Enterprise applications came up in that context. Lehrach did not claim a specific business use case. He said many business systems are effectively models—spreadsheets, for example—and that understanding them causally, identifying stochastic effects, and reasoning about interventions could have value. But he also said he had not found a good concrete enterprise application yet.
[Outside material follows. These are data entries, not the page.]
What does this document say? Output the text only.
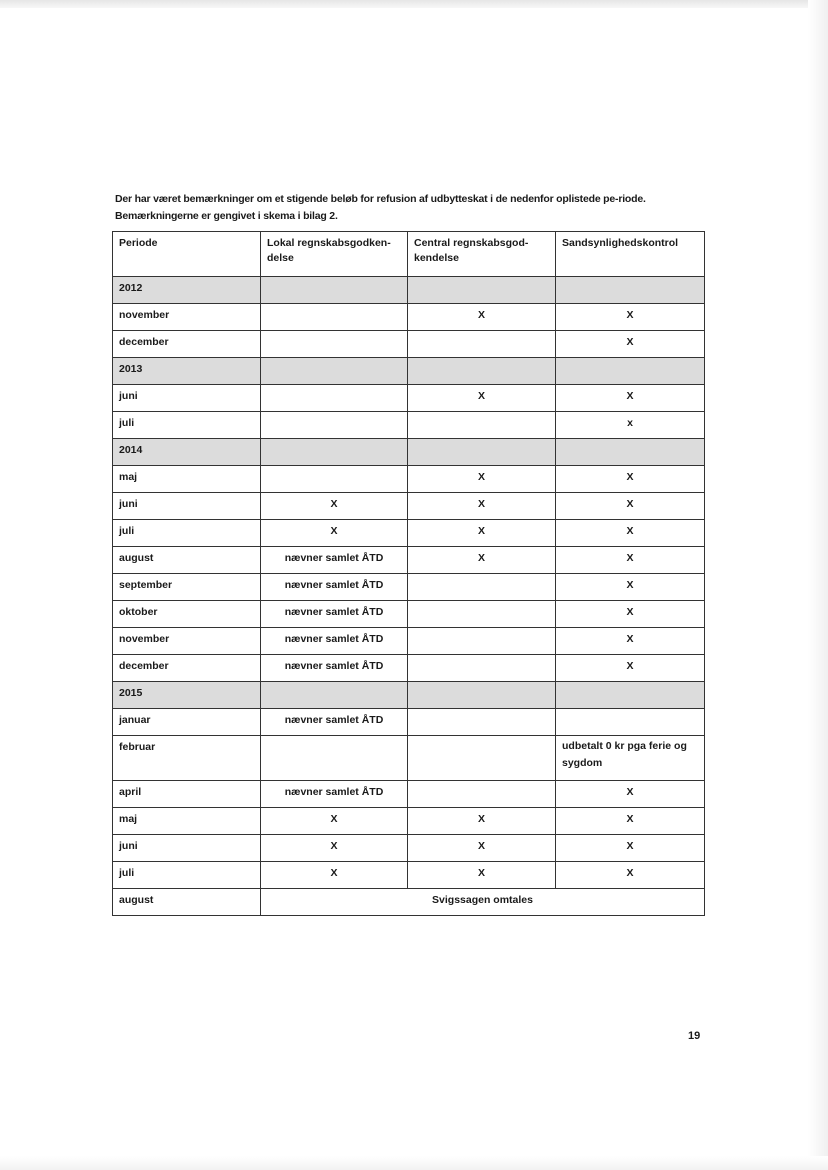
Der har været bemærkninger om et stigende beløb for refusion af udbytteskat i de nedenfor oplistede pe-riode. Bemærkningerne er gengivet i skema i bilag 2.

Periode	Lokal regnskabsgodken-delse	Central regnskabsgod-kendelse	Sandsynlighedskontrol
2012			
november		X	X
december			X
2013			
juni		X	X
juli			x
2014			
maj		X	X
juni	X	X	X
juli	X	X	X
august	nævner samlet ÅTD	X	X
september	nævner samlet ÅTD		X
oktober	nævner samlet ÅTD		X
november	nævner samlet ÅTD		X
december	nævner samlet ÅTD		X
2015			
januar	nævner samlet ÅTD		
februar			udbetalt 0 kr pga ferie og sygdom
april	nævner samlet ÅTD		X
maj	X	X	X
juni	X	X	X
juli	X	X	X
august	Svigssagen omtales		
19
On harnesses as runtime control layers for agents, Lehrach’s answer was that harnesses are already common. Coding tools and other LLM applications are extensively wrapped because raw model outputs need structure. Autoharness is one particular way to synthesize such a wrapper.

Asked about environments beyond TextArena, he mentioned Crafter and the possibility of simplified modeling for 3D games, such as inferring bounding boxes or simulating motion. He also speculated that science applications could fit the same pattern if the synthesized code were generalized to differential equations, JAX programs, differentiable simulators, or other model classes. He did not present those as completed results, calling them more a bias than an answer.